Presently, the EU executive body is discussing plans to bring into play a pre-travel authorisation programme modelling the US one, which is called the EU Travel Information and Authorisation System (ETIAS). This could mean any country that was never a part of the Schengen zone, but has been given Euro access travelling, residing or conducting business may need more than a passport to do what they have never been required to do for decades.

The finer details are still to be clarified, but how ETIAS is likely to work resembles the way anybody from a visa waiver country applies for an American ESTA (electronic system for travel authorisation). This was initiated a few years ago following the terrorist attacks in New York. These are very similar reasons to the ETIAS visa. The U.S. had to endure a painful and humiliating terrorist attack on its own soil (9 /11) and once some thought had been put into it put into place a number of strategies in an effort to make its borders more secure. One problem that emerged was that the visa application process was clumsy and time consuming and often meant encountering delays for genuine business and vacationing trips to the U.S. The solution that evolved was the streamlining of the application process for the citizens of ‘less risky’ nations, as well as making it necessary for full visa applicants to have to deal with more obstacles before they could get their visas.

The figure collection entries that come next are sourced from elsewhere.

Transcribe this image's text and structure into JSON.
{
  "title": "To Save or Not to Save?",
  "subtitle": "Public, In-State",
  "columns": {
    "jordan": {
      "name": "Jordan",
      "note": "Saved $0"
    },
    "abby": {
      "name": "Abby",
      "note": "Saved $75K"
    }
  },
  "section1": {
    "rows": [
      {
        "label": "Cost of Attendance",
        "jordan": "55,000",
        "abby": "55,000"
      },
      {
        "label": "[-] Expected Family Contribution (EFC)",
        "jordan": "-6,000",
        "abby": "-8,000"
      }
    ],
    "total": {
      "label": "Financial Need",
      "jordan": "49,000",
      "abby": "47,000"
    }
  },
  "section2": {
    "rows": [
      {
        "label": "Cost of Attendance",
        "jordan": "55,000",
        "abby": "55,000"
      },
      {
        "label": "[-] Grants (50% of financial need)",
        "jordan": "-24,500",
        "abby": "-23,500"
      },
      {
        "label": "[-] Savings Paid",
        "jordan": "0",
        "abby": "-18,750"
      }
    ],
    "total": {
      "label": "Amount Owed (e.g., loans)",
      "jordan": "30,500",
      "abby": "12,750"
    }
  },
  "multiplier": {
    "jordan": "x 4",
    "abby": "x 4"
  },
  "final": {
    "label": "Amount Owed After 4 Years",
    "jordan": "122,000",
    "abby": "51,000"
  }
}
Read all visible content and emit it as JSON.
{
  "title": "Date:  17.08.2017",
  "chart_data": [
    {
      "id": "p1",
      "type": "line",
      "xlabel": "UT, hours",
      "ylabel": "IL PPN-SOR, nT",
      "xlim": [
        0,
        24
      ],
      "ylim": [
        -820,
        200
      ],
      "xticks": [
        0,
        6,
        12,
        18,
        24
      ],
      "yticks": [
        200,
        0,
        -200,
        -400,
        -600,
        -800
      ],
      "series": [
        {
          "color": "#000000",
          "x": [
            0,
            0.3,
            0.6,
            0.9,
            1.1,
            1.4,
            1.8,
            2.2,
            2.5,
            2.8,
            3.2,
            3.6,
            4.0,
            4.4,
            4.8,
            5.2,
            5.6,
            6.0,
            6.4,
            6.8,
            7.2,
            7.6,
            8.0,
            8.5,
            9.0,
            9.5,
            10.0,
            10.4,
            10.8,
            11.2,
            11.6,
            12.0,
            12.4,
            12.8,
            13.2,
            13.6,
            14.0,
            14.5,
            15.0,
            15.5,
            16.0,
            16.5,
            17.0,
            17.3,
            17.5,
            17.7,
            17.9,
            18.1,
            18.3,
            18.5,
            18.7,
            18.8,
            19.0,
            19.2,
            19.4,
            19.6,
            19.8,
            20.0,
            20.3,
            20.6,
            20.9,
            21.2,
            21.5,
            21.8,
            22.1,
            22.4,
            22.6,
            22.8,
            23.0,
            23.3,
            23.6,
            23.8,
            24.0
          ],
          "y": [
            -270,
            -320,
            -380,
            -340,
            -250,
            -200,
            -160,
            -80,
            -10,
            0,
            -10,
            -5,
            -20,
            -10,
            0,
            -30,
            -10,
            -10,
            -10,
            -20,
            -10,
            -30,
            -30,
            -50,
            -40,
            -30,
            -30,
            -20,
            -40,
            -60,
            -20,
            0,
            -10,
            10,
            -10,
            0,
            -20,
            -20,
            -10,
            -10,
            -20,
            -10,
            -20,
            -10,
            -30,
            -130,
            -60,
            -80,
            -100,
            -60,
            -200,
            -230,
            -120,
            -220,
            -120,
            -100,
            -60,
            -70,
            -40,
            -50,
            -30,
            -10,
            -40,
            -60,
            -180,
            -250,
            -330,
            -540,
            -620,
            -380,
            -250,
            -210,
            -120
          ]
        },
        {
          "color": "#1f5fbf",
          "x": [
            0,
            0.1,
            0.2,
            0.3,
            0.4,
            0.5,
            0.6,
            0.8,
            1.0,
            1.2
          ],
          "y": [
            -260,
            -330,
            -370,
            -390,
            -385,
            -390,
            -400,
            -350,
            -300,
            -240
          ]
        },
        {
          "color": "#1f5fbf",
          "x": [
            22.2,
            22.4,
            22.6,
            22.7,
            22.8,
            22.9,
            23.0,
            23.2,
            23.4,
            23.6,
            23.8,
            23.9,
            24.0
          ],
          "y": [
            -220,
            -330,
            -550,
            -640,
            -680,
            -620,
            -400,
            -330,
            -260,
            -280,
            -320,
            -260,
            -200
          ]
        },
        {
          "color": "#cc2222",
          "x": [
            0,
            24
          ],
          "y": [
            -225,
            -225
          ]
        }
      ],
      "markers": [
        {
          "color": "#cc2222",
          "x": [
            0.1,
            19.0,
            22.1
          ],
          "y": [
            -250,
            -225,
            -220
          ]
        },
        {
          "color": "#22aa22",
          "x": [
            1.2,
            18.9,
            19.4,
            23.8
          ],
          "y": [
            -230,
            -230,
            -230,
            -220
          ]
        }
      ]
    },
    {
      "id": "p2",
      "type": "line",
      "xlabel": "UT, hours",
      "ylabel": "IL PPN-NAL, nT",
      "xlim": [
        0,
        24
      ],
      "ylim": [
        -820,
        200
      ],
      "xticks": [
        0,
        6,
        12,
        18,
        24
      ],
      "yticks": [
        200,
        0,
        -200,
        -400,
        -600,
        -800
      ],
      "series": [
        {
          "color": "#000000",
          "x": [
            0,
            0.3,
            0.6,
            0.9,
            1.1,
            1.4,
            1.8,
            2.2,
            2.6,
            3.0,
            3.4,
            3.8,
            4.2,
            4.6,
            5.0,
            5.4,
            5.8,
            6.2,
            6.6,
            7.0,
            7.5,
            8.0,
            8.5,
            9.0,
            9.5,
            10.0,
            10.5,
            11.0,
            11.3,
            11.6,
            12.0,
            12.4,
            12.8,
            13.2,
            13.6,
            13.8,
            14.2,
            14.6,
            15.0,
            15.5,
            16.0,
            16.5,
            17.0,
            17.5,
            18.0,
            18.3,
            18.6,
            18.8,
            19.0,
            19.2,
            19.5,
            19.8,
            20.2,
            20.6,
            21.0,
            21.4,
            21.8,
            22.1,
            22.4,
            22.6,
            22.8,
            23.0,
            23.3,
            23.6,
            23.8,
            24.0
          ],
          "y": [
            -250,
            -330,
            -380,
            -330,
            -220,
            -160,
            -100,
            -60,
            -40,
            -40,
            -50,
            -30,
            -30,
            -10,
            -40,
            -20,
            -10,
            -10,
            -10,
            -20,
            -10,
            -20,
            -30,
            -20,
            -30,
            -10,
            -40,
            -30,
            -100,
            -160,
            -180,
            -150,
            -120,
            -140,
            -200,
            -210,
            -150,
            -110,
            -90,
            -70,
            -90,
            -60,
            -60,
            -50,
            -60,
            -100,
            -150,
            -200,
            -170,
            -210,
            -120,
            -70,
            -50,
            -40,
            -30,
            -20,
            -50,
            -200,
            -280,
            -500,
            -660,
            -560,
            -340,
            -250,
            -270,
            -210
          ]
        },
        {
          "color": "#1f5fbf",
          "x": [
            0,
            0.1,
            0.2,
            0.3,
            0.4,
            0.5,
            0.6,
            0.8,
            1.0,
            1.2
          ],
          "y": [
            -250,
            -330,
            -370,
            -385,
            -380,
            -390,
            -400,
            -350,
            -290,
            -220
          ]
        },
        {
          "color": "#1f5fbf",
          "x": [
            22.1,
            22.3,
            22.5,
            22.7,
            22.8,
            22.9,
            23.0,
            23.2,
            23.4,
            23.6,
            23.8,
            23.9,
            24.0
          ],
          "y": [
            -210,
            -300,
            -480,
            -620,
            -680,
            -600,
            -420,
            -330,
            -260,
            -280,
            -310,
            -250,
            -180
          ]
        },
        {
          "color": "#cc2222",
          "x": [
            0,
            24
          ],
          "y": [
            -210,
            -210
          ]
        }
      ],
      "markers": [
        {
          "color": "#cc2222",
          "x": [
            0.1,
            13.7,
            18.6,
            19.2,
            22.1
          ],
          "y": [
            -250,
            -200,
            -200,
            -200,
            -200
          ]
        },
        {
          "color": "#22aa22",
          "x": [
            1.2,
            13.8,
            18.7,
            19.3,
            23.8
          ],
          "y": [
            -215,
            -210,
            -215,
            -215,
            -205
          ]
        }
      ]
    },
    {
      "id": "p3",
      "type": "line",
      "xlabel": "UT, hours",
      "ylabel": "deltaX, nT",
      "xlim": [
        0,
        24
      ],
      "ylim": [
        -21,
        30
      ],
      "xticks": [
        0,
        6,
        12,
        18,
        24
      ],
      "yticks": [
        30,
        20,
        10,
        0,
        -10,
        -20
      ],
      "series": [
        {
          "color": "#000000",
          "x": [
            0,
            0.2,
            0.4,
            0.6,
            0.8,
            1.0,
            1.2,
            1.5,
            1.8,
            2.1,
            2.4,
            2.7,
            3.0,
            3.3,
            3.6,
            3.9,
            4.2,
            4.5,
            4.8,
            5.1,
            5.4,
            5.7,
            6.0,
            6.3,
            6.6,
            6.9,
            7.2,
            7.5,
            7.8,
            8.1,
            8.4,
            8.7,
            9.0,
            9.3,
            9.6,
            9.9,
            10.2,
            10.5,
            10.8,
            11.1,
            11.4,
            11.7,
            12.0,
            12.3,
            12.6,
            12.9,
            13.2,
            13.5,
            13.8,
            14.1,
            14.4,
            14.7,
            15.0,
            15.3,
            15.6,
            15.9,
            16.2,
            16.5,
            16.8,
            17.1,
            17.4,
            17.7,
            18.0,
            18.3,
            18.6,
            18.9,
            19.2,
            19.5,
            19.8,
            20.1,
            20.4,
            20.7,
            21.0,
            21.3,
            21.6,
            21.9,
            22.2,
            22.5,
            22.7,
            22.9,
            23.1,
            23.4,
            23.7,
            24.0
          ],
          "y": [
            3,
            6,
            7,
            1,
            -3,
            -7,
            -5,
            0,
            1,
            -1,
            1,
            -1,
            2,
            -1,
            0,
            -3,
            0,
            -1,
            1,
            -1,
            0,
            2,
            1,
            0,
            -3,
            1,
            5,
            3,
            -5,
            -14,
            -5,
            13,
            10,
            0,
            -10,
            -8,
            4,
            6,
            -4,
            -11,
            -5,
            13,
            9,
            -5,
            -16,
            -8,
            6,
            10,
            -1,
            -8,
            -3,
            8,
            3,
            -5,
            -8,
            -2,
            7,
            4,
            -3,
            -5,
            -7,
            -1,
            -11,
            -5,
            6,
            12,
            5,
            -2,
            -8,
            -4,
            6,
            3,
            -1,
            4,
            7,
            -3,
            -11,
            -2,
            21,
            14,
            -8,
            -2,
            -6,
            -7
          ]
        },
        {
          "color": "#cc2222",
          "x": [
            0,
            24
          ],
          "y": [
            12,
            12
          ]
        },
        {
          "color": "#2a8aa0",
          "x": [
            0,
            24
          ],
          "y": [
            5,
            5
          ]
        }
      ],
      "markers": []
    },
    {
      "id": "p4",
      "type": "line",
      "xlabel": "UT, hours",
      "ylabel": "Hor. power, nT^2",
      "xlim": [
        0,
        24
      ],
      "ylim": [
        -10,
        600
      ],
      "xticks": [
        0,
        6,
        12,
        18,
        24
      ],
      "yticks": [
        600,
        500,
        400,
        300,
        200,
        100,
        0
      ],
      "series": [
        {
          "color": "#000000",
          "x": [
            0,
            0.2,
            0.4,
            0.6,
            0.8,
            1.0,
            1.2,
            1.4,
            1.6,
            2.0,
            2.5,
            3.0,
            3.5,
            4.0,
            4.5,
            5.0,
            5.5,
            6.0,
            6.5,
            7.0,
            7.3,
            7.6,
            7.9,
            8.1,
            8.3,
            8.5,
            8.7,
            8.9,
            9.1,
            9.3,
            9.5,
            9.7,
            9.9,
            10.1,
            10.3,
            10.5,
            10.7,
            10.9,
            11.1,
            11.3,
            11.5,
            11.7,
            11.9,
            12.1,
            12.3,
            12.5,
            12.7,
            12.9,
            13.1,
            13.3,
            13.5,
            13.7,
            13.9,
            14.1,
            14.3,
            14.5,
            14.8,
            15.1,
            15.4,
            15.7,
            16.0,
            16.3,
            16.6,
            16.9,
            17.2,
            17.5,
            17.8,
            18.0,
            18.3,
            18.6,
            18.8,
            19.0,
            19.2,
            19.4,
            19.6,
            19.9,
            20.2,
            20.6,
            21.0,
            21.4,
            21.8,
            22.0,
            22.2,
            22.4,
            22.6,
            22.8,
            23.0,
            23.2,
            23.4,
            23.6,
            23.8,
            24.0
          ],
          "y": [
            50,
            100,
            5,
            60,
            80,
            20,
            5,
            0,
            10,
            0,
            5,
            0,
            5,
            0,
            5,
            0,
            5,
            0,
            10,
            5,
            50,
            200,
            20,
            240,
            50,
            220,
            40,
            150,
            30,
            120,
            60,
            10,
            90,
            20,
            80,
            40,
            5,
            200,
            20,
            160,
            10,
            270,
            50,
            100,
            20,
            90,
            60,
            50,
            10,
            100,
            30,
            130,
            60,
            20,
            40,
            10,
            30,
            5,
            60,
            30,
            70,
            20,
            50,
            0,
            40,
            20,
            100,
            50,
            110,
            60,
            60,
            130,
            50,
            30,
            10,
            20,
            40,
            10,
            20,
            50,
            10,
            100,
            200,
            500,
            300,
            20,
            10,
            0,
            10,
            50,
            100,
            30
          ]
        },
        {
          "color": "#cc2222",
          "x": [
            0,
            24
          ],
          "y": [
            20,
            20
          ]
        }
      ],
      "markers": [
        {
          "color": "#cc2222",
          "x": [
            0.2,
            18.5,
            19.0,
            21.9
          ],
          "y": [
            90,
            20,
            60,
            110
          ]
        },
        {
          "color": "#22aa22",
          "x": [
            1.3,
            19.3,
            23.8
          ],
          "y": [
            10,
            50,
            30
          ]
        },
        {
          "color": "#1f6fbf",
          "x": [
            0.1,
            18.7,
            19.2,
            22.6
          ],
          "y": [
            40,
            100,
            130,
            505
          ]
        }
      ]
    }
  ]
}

One of the differences between the ETIAS visa and the ESTA is that the newer European version will affect a lot more people than the U.S. one. Additionally, there will be a greater amount of information about people which never existed before.

It is likely that ETIAS visa applicants will need to file an application online prior to their intending visit to Europe. They will be asked to provide certain information about themselves and their families and front up with a fee before permission to travel will be granted. It has not yet been determined exactly how much applicants will need to pay and how long they will be able to remain in Europe on a single visit. The U.S. ESTA, as an example of a current system, costs $14 and lasts 2 years from the first entry.

The ETIAS visa proposal is taking place because of the rise in security concerns in European countries where there have been some key destabilising terrorist attacks. There are many nationalities including British people who will experience the full brunt of any U.S. style visa. So far, the suggestion has been that the ETIAS visa is to target non-European countries whose citizens at present do not require a visa to enter either Schengen or EU countries. There are at least 100 on the list. Before they can enter Europe they may need to file an application online which will be vetted for potential security threats before the applicant is given approval to enter Europe. The way the system works in the U.S. is this approval lasts for 2 years and allows visitors to enter the country for up to 3 months at a time. A fee is charged for each ESTA. It not only gives the U.S. government the opportunity for vetting potential visitors but it raises revenue too. The EU has its eyes on the potential to add hundreds of millions of dollars to their bank account as well as keeping a track on undesirable visitors.

British residents alone took part in around 30 million holiday visits to EU or Schengen member countries in the past year, with countries such as France and Spain being the preferred destinations. It’s all been so easy to take the caravan, pack the camping equipment or simply drive through the Chunnel to your holiday destination with only so much as a wave from a friendly immigration official at the other end.  If you wanted to bask on the French Riviera or pick grapes in Champagne nothing could stop you, but an ETIAS visa for non-Schengen members may have to put a plug on your travel plans. There are other countries that have been recipients of visa free status in Schengen countries, such as Argentina, Australia, Canada, Chile, Colombia,  Grenada, Guatemala, Israel, Malaysia and Japan.